On Tue, 19 Feb 2008, Florian Haas wrote:

>> I'm seeing the above error if I try to dual-mount the DRBD resource while
>> the local resource is still syncing off the remote resource.
>> I have a primary-primary setup with GFS.
>> Once the above error is encountered, GFS aborts joining the cluster.
> Logs? Configuration details? You didn't really give us much to work with...

This appears to be a strange compound problem.

Using DRBD 8.0.8, the performance is quite acceptable in single-node case. 
Unfortunately, when an attempt is made to dual-mount the GFS file system before 
the secondary is fully up to date (but is connected and syncing), the 2nd node 
to join notices an inconsistency, and withdraws from the cluster. In the 
process, GFS gets corrupted, and the only way to get it to mount again on 
either node is to repair it with fsck.

If the nodes are in sync by the time GFS tries to mount, the mount succeeds, 
but everything grinds to a halt shortly afterwards - so much so that the only 
way to get things moving again is to hard-reset one of the nodes, preferably 
the 2nd one to join.

Here is where the second thing that seems wrong happend - the first node 
doesn't just lock-up at this point, as one might expect (when a connected node 
disappears, e.g. due to a hard reset, cluster is supposed to try to fence it 
until it cleanly rejoins - and it can't possibly fence the other node since I 
haven't configured any fencing devices yet). This doesn't seem to happen. The 
first node seems to continue like nothing happened. This is possibly connected 
to the fact that by this point, GFS is corrupted and has to be fsck-ed at next 
boot. This part may be a cluster setup issue, so I'll raise that on the cluster 
list, although it seems to be a DRBD specific peculiarity - using a SAN doesn't 
have this issue with a nearly identical cluster.conf (only difference being the 
block device specification).

I tried 8.0.11, and the performance of that seems to be very poor. So poor that 
I've not yet had the patience to wait for the first node to boot. (I'm using 
Open Shared Root on this, so my DRBD file system is actually the root file 
system.) So, for now, I'm back to using 8.0.8.

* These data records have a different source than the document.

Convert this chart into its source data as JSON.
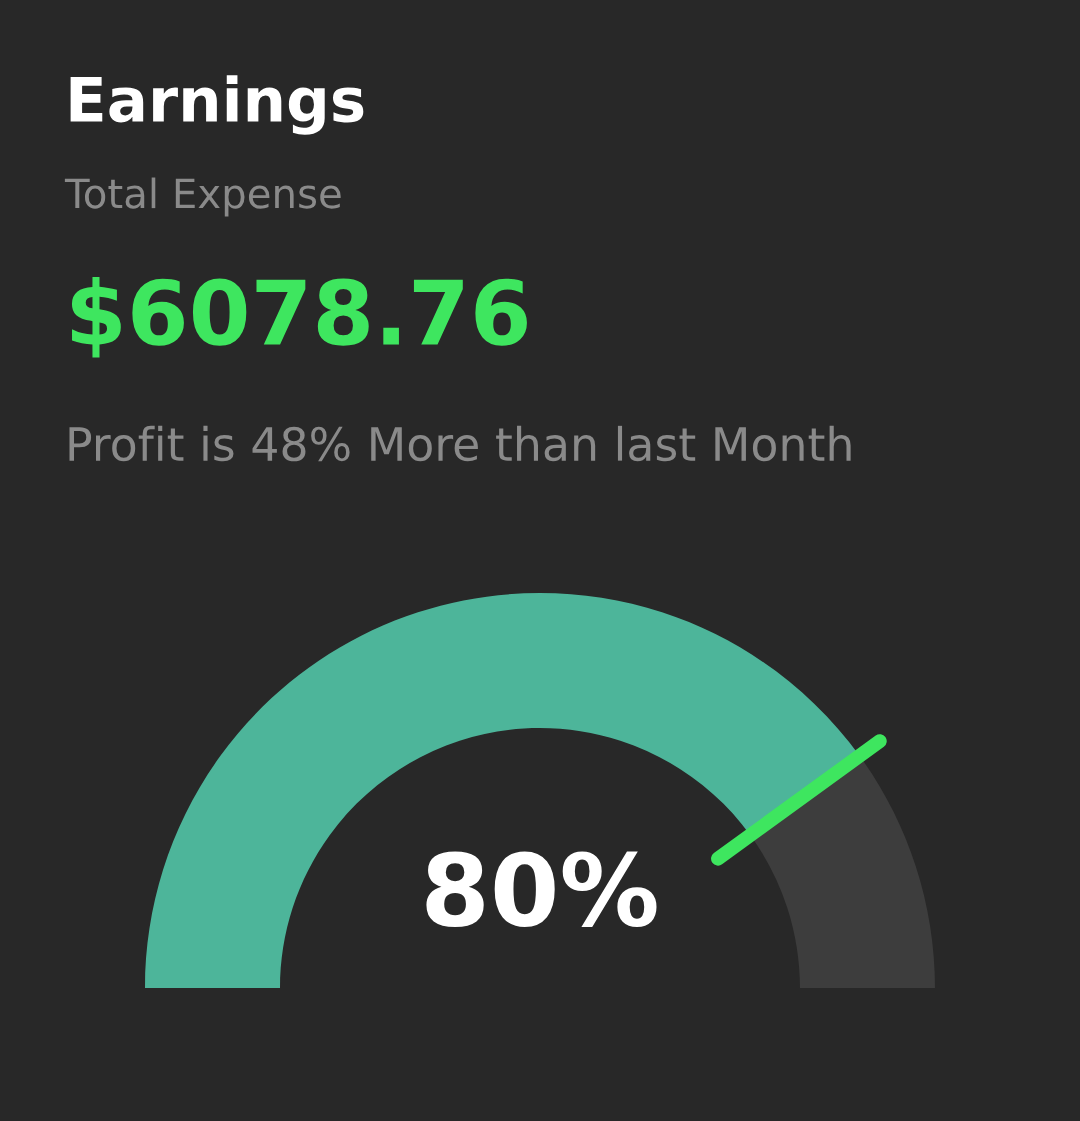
{
  "chart_data": {
    "type": "donut",
    "title": "Earnings",
    "subtitle": "Total Expense",
    "annotations": [
      "$6078.76",
      "Profit is 48% More than last Month"
    ],
    "categories": [
      null,
      null
    ],
    "values": [
      80,
      20
    ],
    "colors": [
      "#4db59a",
      "#3d3d3d"
    ],
    "value_labels": [
      "80%",
      null
    ]
  }
}
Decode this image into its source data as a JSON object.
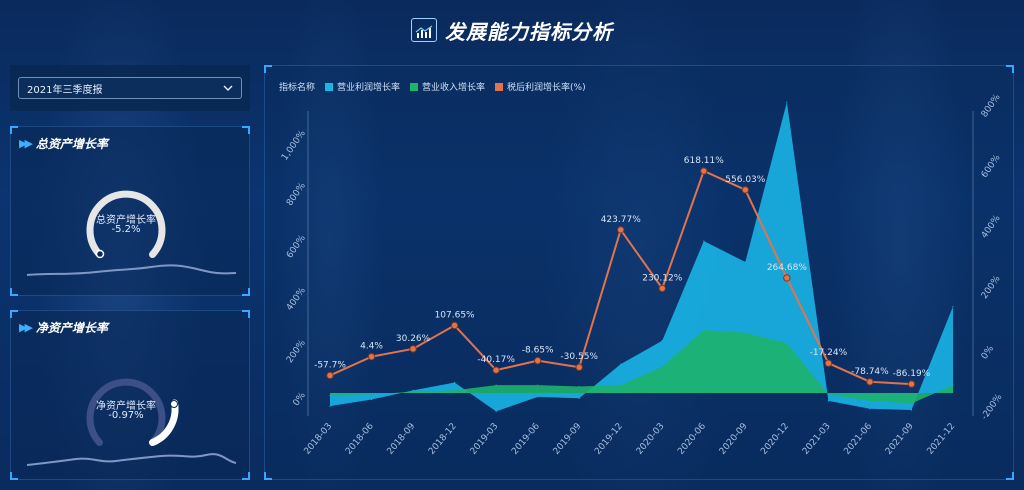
{
  "page": {
    "title": "发展能力指标分析"
  },
  "selector": {
    "value": "2021年三季度报"
  },
  "gauges": [
    {
      "panel_title": "总资产增长率",
      "label": "总资产增长率",
      "value_text": "-5.2%",
      "ring_color": "#e6e6e6",
      "dot_fill": "#0b2a57"
    },
    {
      "panel_title": "净资产增长率",
      "label": "净资产增长率",
      "value_text": "-0.97%",
      "ring_color": "#3c4f86",
      "dot_fill": "#ffffff"
    }
  ],
  "chart_data": {
    "type": "area",
    "legend_title": "指标名称",
    "categories": [
      "2018-03",
      "2018-06",
      "2018-09",
      "2018-12",
      "2019-03",
      "2019-06",
      "2019-09",
      "2019-12",
      "2020-03",
      "2020-06",
      "2020-09",
      "2020-12",
      "2021-03",
      "2021-06",
      "2021-09",
      "2021-12"
    ],
    "y_left": {
      "ticks": [
        0,
        200,
        400,
        600,
        800,
        1000
      ],
      "tick_labels": [
        "0%",
        "200%",
        "400%",
        "600%",
        "800%",
        "1,000%"
      ],
      "range": [
        -80,
        1080
      ]
    },
    "y_right": {
      "ticks": [
        -200,
        0,
        200,
        400,
        600,
        800
      ],
      "tick_labels": [
        "-200%",
        "0%",
        "200%",
        "400%",
        "600%",
        "800%"
      ],
      "range": [
        -240,
        840
      ]
    },
    "series": [
      {
        "name": "营业利润增长率",
        "color": "#1ab4e6",
        "axis": "left",
        "values": [
          -50,
          -25,
          10,
          40,
          -70,
          -15,
          -20,
          110,
          200,
          580,
          500,
          1110,
          -30,
          -60,
          -65,
          330
        ]
      },
      {
        "name": "营业收入增长率",
        "color": "#1db36b",
        "axis": "left",
        "values": [
          -10,
          -5,
          5,
          10,
          30,
          30,
          25,
          30,
          100,
          240,
          230,
          190,
          -5,
          -30,
          -40,
          30
        ]
      },
      {
        "name": "税后利润增长率(%)",
        "color": "#e2734a",
        "axis": "right",
        "values": [
          -57.7,
          4.4,
          30.26,
          107.65,
          -40.17,
          -8.65,
          -30.55,
          423.77,
          230.12,
          618.11,
          556.03,
          264.68,
          -17.24,
          -78.74,
          -86.19,
          null
        ],
        "labels": [
          "-57.7%",
          "4.4%",
          "30.26%",
          "107.65%",
          "-40.17%",
          "-8.65%",
          "-30.55%",
          "423.77%",
          "230.12%",
          "618.11%",
          "556.03%",
          "264.68%",
          "-17.24%",
          "-78.74%",
          "-86.19%",
          ""
        ]
      }
    ],
    "grid": false,
    "legend_position": "top-left"
  }
}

I am using binary RPMs for drbd and kmod-drbd from the CentOS extras 

The nodes' cluster interface is cross-over connected node-to-node on a Gb 
ethernet interface, so performance there shouldn't be an issue. Syncing the 
block device seems to happen at approximately 30MB/s, which I suspect to be 
disk bound (2x 36GB RAID0 U160 SCSI).

The drbd.conf file is as follows:

         usage-count no;

                 rate 64M;

resource drbd1
         protocol C;
                 after-sb-0pri   discard-younger-primary;
                 after-sb-1pri   discard-secondary;
                 after-sb-2pri   call-pri-lost-after-sb;

                 cram-hmac-alg   sha1;
                 shared-secret   "secret";

                 wfc-timeout             60;
                 degr-wfc-timeout        60;
                 become-primary-on       both;

         on sentinel1c
                 device          /dev/drbd1;
                 disk            /dev/sda6;
                 meta-disk       internal;

         on sentinel2c
                 device          /dev/drbd1;
                 disk            /dev/sda6;
                 meta-disk       internal;

Another thing that seems to happen is that the node ends up somehow losing 
access to it's file system. After some arbitrary period of being idle, the 
whole thing just blocks. The node pings, ssh responds, but everything times out 
when an attempt to access the file system is made. Even logging in on the 
console doesn't work. Getting to the logs can be a bit difficult with OSR (they 
get reset on reboot), so I don't have those at the moment.

Has anyone seen anything like this problem before? I'm assuming for now that 
I'm misconfiguring something, so upgrading to 8.2.5 wouldn't really help.